WALK NOT WITH LEADEN SANDALS

SINCE thou hast an alarum in thy breast, which tells thee thou hast a living spirit in thee above two thousand times in an hour; dull not away thy days in slothful supinity and the tediousness of doing nothing. To strenuous minds there is an inquietude in over quietness, and no laboriousness in labour; and to tread a mill after the slow pace of the snail, or the heavy measures of the lazy of Brazilia, were a most tiring penance, and worse than a race of some furlongs at the Olympics. The rapid courses of the heavenly bodies are rather imitable by our thoughts, than our corporeat motions; yet the solemn motions of our lives amount unto a greater measure than is commonly apprehended.
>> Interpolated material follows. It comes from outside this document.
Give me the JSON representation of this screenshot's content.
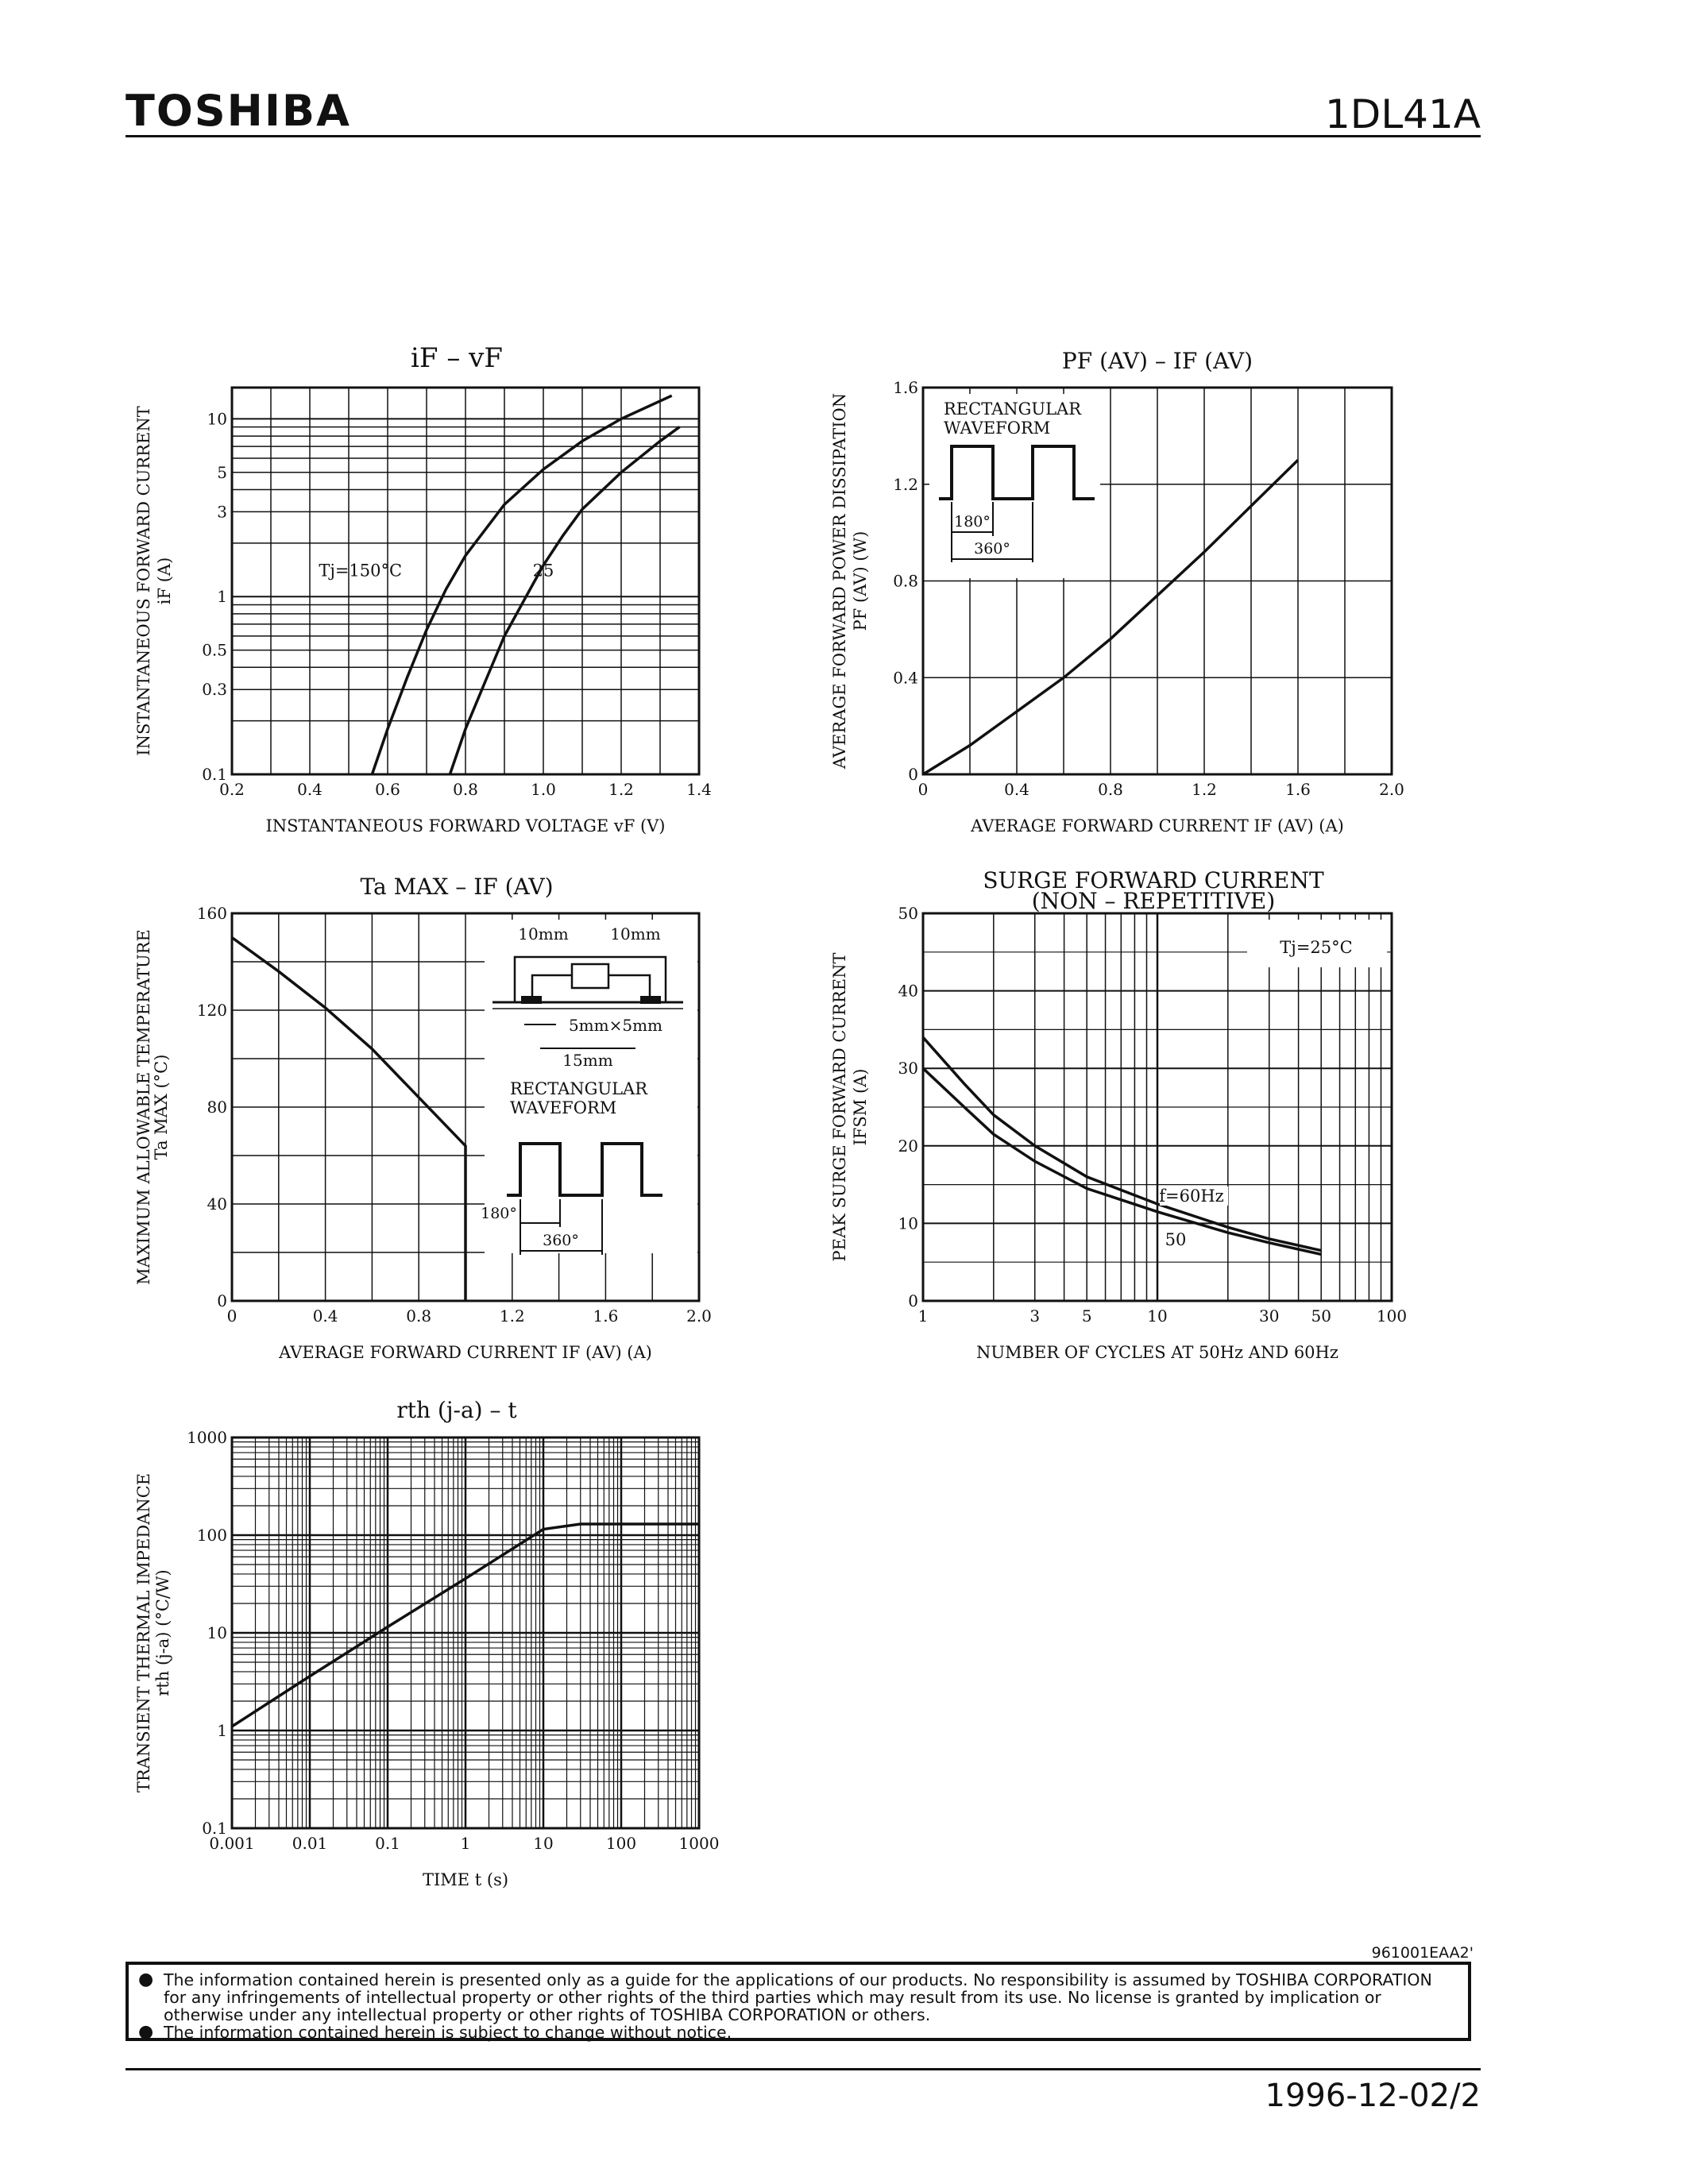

Some few men have surrounded the globe of the earth; yet many in the set locomotions and movements of their days have measured the circuit of it, and twenty thousand miles have been exceeded by them. Move circumspectly, not meticulously, and rather carefully solicitous, than anxiously solicitudinous. Think not there is a lion in the way, nor walk with leaden sandals in the paths of goodness; but in all virtuous motions let prudence determine thy measures. Strive not to run like Hercules, a furlong in a breath: festination may prove precipitation; deliberating delay may be wise cunctation, and slowness no slothfulness.